21. Meet.

124 8 0
                                    

"Jika kamu suka, maka bicara. Bukan diam saja."

Santi berusaha membuka matanya, ketika pintu kamarnya diketuk beruntun oleh seseorang diluar sana. Dia melirik jam kecil di mejanya, baru pukul 9 pagi. Masih ada waktu untuknya bermalas-malasan dihari minggu.

Dia terpaksa bangkit dan membuka pintu. Mendesah ketika wangi parfum menyeruak indera penciumanannya saat mendapati Egi didepan kamarnya. Cowok itu terlihat rapi, dan mempesona hanya dengan dibalut kaus serta celana pendek hitam.

"Baru tau gue kalo perawan boleh bangun siang. Gimana kalo udah dapet suami, bisa-bisa dimadu lo gegara gak siapin sarapan." cowok itu terkekeh. "Tapi untungnya gue bukan cowok yang suka poligami, lo masih selamat."

Ini masih terlalu pagi untuk marah-marah, jadi Santi pending dulu, dan mencoba mengabaikan.

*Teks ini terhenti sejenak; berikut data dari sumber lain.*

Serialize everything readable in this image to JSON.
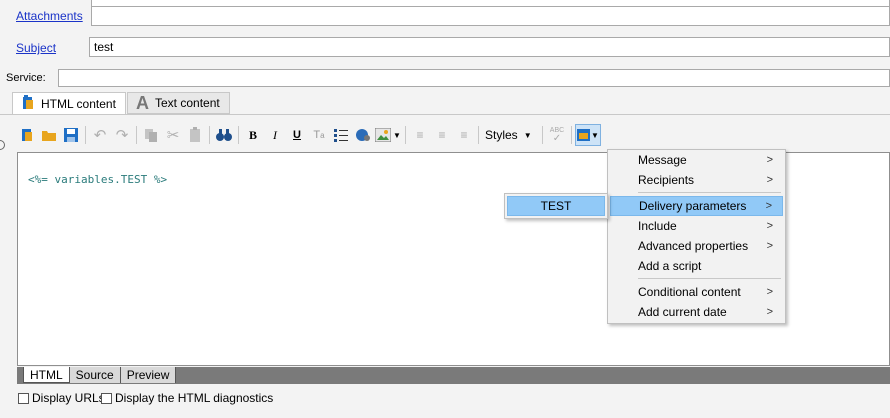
{
  "form": {
    "attachments_label": "Attachments",
    "attachments_value": "",
    "subject_label": "Subject",
    "subject_value": "test",
    "service_label": "Service:",
    "service_value": ""
  },
  "tabs": [
    {
      "label": "HTML content",
      "icon": "html-content-icon",
      "active": true
    },
    {
      "label": "Text content",
      "icon": "text-a-icon",
      "active": false
    }
  ],
  "toolbar": {
    "styles_label": "Styles",
    "icons": [
      "personalize-icon",
      "open-folder-icon",
      "save-icon",
      "undo-icon",
      "redo-icon",
      "copy-icon",
      "cut-icon",
      "paste-icon",
      "find-icon",
      "bold-icon",
      "italic-icon",
      "underline-icon",
      "clear-format-icon",
      "list-icon",
      "link-icon",
      "image-icon",
      "align-left-icon",
      "align-center-icon",
      "align-right-icon",
      "spellcheck-icon",
      "insert-field-icon"
    ]
  },
  "editor": {
    "code": "<%= variables.TEST %>"
  },
  "bottom_tabs": [
    "HTML",
    "Source",
    "Preview"
  ],
  "checkboxes": [
    {
      "label": "Display URLs",
      "checked": false
    },
    {
      "label": "Display the HTML diagnostics",
      "checked": false
    }
  ],
  "context_menu": {
    "items": [
      {
        "label": "Message",
        "submenu": true
      },
      {
        "label": "Recipients",
        "submenu": true
      },
      {
        "label": "Delivery parameters",
        "submenu": true,
        "highlighted": true
      },
      {
        "label": "Include",
        "submenu": true
      },
      {
        "label": "Advanced properties",
        "submenu": true
      },
      {
        "label": "Add a script",
        "submenu": false
      },
      {
        "label": "Conditional content",
        "submenu": true
      },
      {
        "label": "Add current date",
        "submenu": true
      }
    ],
    "arrow": ">"
  },
  "submenu": {
    "items": [
      {
        "label": "TEST",
        "highlighted": true
      }
    ]
  },
  "colors": {
    "link": "#1a33c8",
    "highlight": "#91c9f7",
    "code_text": "#2a7b7b",
    "toolbar_blue": "#1f6fc5",
    "toolbar_orange": "#e8a51e"
  }
}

"Ayo, bikinin gue nasi goreng. Udah lama gue gak makan nasi goreng telor mata sapi,"

Santi mengucek matanya. "Kamu bisa minta sama mama saya,"

"Lah, bonyok lo udah pergi tadi pagi. Si bibi juga gak masakin apa-apa, malahan pergi ijin pulang dulu katanya."

Emosinya sudah kembali muncul, dia menatap jengah kepada Egi. "Terus kamu mau saya ngapain?" Egi tersenyum. "Bikinin nasi goreng telor mata sapi dong, laper nih, males beli keluar. Lagian anggap aja lo lagi latihan nyiapin sarapan buat suami lo," dia terkekeh ketika Santi menatapnya datar, seolah kata-katanya tidak lucu sama sekali.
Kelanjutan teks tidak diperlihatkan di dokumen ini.